= Kuroiler =

Hybrid bird

The Kuroiler is a hybrid breed of chicken developed by the Keggfarms Group in Gurgaon, Haryana, India. Kuroilers are derived from crossing either coloured broiler males with Rhode Island Red females, or, White Leghorn males crossed with female Rhode Island Reds.

==Characteristics==
Kuroilers, a dual-purpose breed producing meat and eggs, can live on a diet of kitchen and agricultural waste, and produce around 150 eggs per year whereas native Indian hens lay only 40 per year. The meat yield per bird of Kuroilers is also greater; males weigh approximately 3.5 kg and females about 2.5 kg whereas the native male bird weighs 2.5 kg and females 1.2 kg. Due to its unique genetic features, the Kuroiler is resistant to diseases.The Kuroiler chick has the potential to serve as a bio-converter of abundant agricultural, household, and natural waste in rural villages, transforming it into valuable human protein food and creating substantial incomes for rural households.

==History==

Introduced in the early 1990s, the breed was created by Vinod Kapur of Kegg Farms Private, ltd., and the name is a portmanteau of Kegg and Broiler(KUROILER). Rather than all being raised in a central hatchery, Kuroiler eggs are hatched in more than a thousand "mother units" throughout the country, then are distributed down to the individual villages as day-old chicks.
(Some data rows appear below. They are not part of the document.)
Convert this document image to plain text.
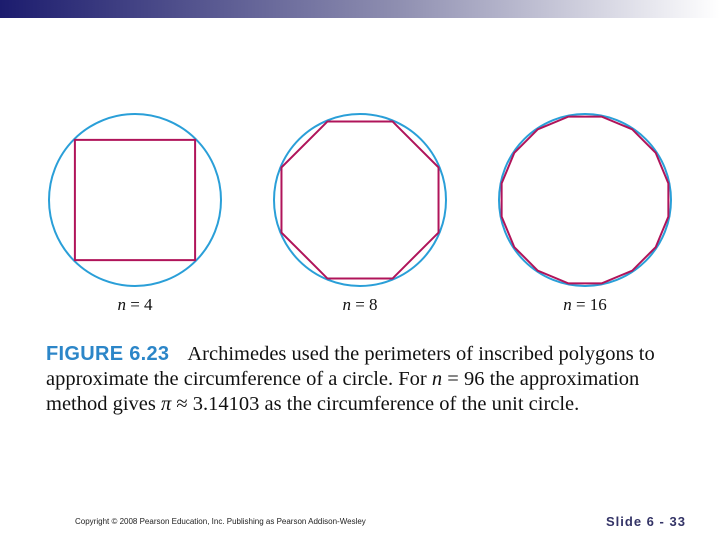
n = 4	n = 8	n = 16
FIGURE 6.23 Archimedes used the perimeters of inscribed polygons to
approximate the circumference of a circle. For n = 96 the approximation
method gives π ≈ 3.14103 as the circumference of the unit circle.
Copyright © 2008 Pearson Education, Inc. Publishing as Pearson Addison-Wesley	Slide 6 - 33
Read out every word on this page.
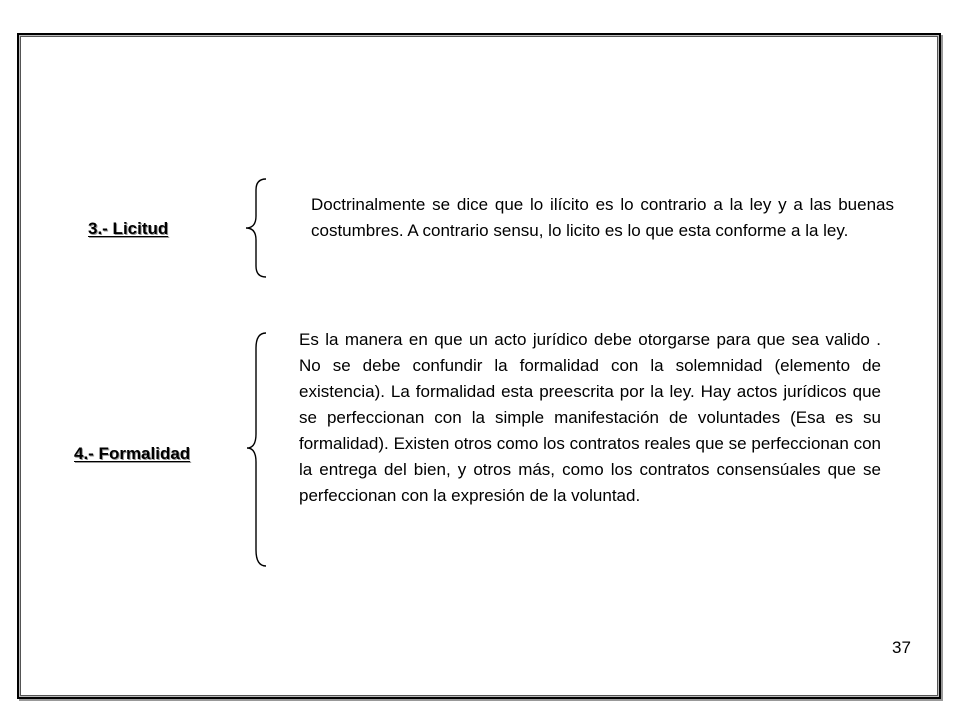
3.- Licitud
Doctrinalmente se dice que lo ilícito es lo contrario a la ley y a las buenas costumbres. A contrario sensu, lo licito es lo que esta conforme a la ley.
4.- Formalidad
Es la manera en que un acto jurídico debe otorgarse para que sea valido . No se debe confundir la formalidad con la solemnidad (elemento de existencia). La formalidad esta preescrita por la ley. Hay actos jurídicos que se perfeccionan con la simple manifestación de voluntades (Esa es su formalidad). Existen otros como los contratos reales que se perfeccionan con la entrega del bien, y otros más, como los contratos consensúales que se perfeccionan con la expresión de la voluntad.
37
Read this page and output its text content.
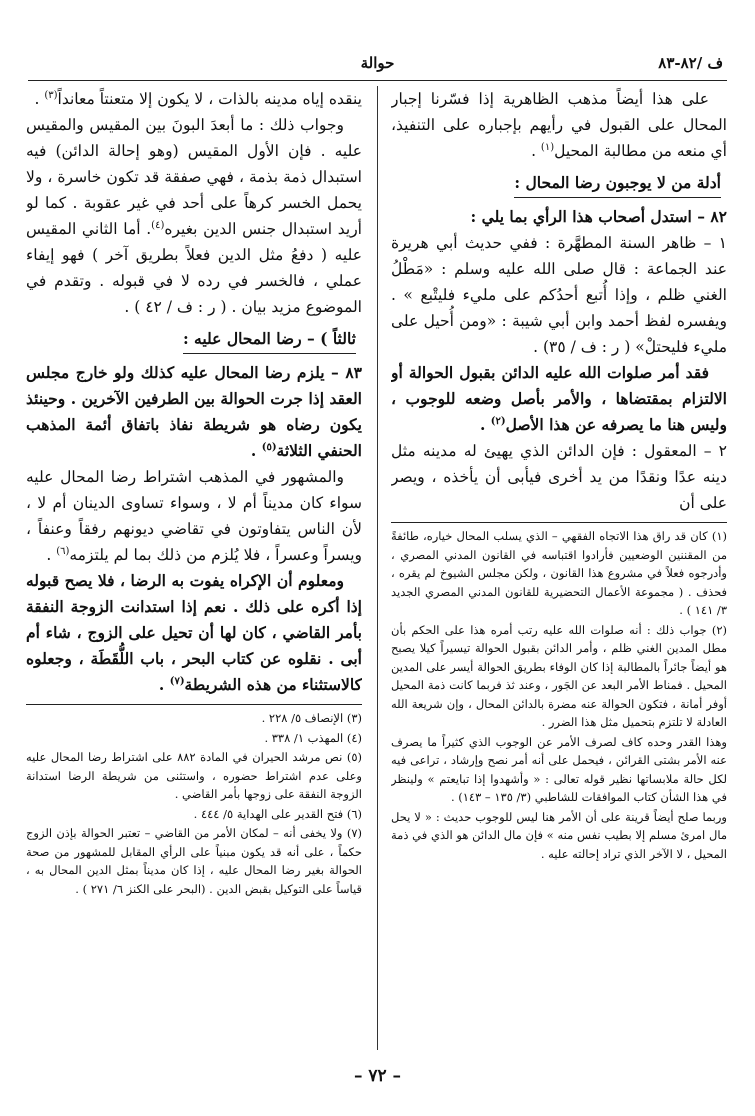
ف /٨٢-٨٣
حوالة

على هذا أيضاً مذهب الظاهرية إذا فسّرنا إجبار المحال على القبول في رأيهم بإجباره على التنفيذ، أي منعه من مطالبة المحيل$^{(١)}$ .

أدلة من لا يوجبون رضا المحال :

٨٢ – استدل أصحاب هذا الرأي بما يلي :

١ – ظاهر السنة المطهَّرة : ففي حديث أبي هريرة عند الجماعة : قال صلى الله عليه وسلم : «مَطْلُ الغني ظلم ، وإذا أُتبع أحدُكم على مليء فليتْبع » . ويفسره لفظ أحمد وابن أبي شيبة : «ومن أُحيل على مليء فليحتلْ» ( ر : ف / ٣٥) .

فقد أمر صلوات الله عليه الدائن بقبول الحوالة أو الالتزام بمقتضاها ، والأمر بأصل وضعه للوجوب ، وليس هنا ما يصرفه عن هذا الأصل$^{(٢)}$ .

٢ – المعقول : فإن الدائن الذي يهيئ له مدينه مثل دينه عدًا ونقدًا من يد أخرى فيأبى أن يأخذه ، ويصر على أن

(١) كان قد راق هذا الاتجاه الفقهي – الذي يسلب المحال خياره، طائفةً من المقننين الوضعيين فأرادوا اقتباسه في القانون المدني المصري ، وأدرجوه فعلاً في مشروع هذا القانون ، ولكن مجلس الشيوخ لم يقره ، فحذف . ( مجموعة الأعمال التحضيرية للقانون المدني المصري الجديد ٣/ ١٤١ ) .

(٢) جواب ذلك : أنه صلوات الله عليه رتب أمره هذا على الحكم بأن مطل المدين الغني ظلم ، وأمر الدائن بقبول الحوالة تيسيراً كيلا يصبح هو أيضاً جائراً بالمطالبة إذا كان الوفاء بطريق الحوالة أيسر على المدين المحيل . فمناط الأمر البعد عن الجَور ، وعند ثذ فربما كانت ذمة المحيل أوفر أمانة ، فتكون الحوالة عنه مضرة بالدائن المحال ، وإن شريعة الله العادلة لا تلتزم بتحميل مثل هذا الضرر .

وهذا القدر وحده كاف لصرف الأمر عن الوجوب الذي كثيراً ما يصرف عنه الأمر بشتى القرائن ، فيحمل على أنه أمر نصح وإرشاد ، تراعى فيه لكل حالة ملابساتها نظير قوله تعالى : « وأشهدوا إذا تبايعتم » ولينظر في هذا الشأن كتاب الموافقات للشاطبي (٣/ ١٣٥ – ١٤٣) .

وربما صلح أيضاً قرينة على أن الأمر هنا ليس للوجوب حديث : « لا يحل مال امرئ مسلم إلا بطيب نفس منه » فإن مال الدائن هو الذي في ذمة المحيل ، لا الآخر الذي تراد إحالته عليه .

ينقده إياه مدينه بالذات ، لا يكون إلا متعنتاً معانداً$^{(٣)}$ .

وجواب ذلك : ما أبعدَ البونَ بين المقيس والمقيس عليه . فإن الأول المقيس (وهو إحالة الدائن) فيه استبدال ذمة بذمة ، فهي صفقة قد تكون خاسرة ، ولا يحمل الخسر كرهاً على أحد في غير عقوبة . كما لو أريد استبدال جنس الدين بغيره$^{(٤)}$. أما الثاني المقيس عليه ( دفعُ مثل الدين فعلاً بطريق آخر ) فهو إيفاء عملي ، فالخسر في رده لا في قبوله . وتقدم في الموضوع مزيد بيان . ( ر : ف / ٤٢ ) .

ثالثاً ) – رضا المحال عليه :

٨٣ – يلزم رضا المحال عليه كذلك ولو خارج مجلس العقد إذا جرت الحوالة بين الطرفين الآخرين . وحينئذ يكون رضاه هو شريطة نفاذ باتفاق أئمة المذهب الحنفي الثلاثة$^{(٥)}$ .

والمشهور في المذهب اشتراط رضا المحال عليه سواء كان مديناً أم لا ، وسواء تساوى الدينان أم لا ، لأن الناس يتفاوتون في تقاضي ديونهم رفقاً وعنفاً ، ويسراً وعسراً ، فلا يُلزم من ذلك بما لم يلتزمه$^{(٦)}$ .

ومعلوم أن الإكراه يفوت به الرضا ، فلا يصح قبوله إذا أكره على ذلك . نعم إذا استدانت الزوجة النفقة بأمر القاضي ، كان لها أن تحيل على الزوج ، شاء أم أبى . نقلوه عن كتاب البحر ، باب اللُّقَطَة ، وجعلوه كالاستثناء من هذه الشريطة$^{(٧)}$ .

(٣) الإنصاف ٥/ ٢٢٨ .

(٤) المهذب ١/ ٣٣٨ .

(٥) نص مرشد الحيران في المادة ٨٨٢ على اشتراط رضا المحال عليه وعلى عدم اشتراط حضوره ، واستثنى من شريطة الرضا استدانة الزوجة النفقة على زوجها بأمر القاضي .

(٦) فتح القدير على الهداية ٥/ ٤٤٤ .

(٧) ولا يخفى أنه – لمكان الأمر من القاضي – تعتبر الحوالة بإذن الزوج حكماً ، على أنه قد يكون مبنياً على الرأي المقابل للمشهور من صحة الحوالة بغير رضا المحال عليه ، إذا كان مديناً بمثل الدين المحال به ، قياساً على التوكيل بقبض الدين . (البحر على الكنز ٦/ ٢٧١ ) .

– ٧٢ –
Kuroilers have become popular in rural areas of India, including Uttar Pradesh, Jharkhand, West Bengal, Mizoram, Chhattisgarh, Assam, Meghalaya and Uttarakhand. Large numbers of landless or smallholder farmers -primary women- breed these chickens as a full-time or part-time business. Kuroilers have also been exported to countries such as Uganda with success.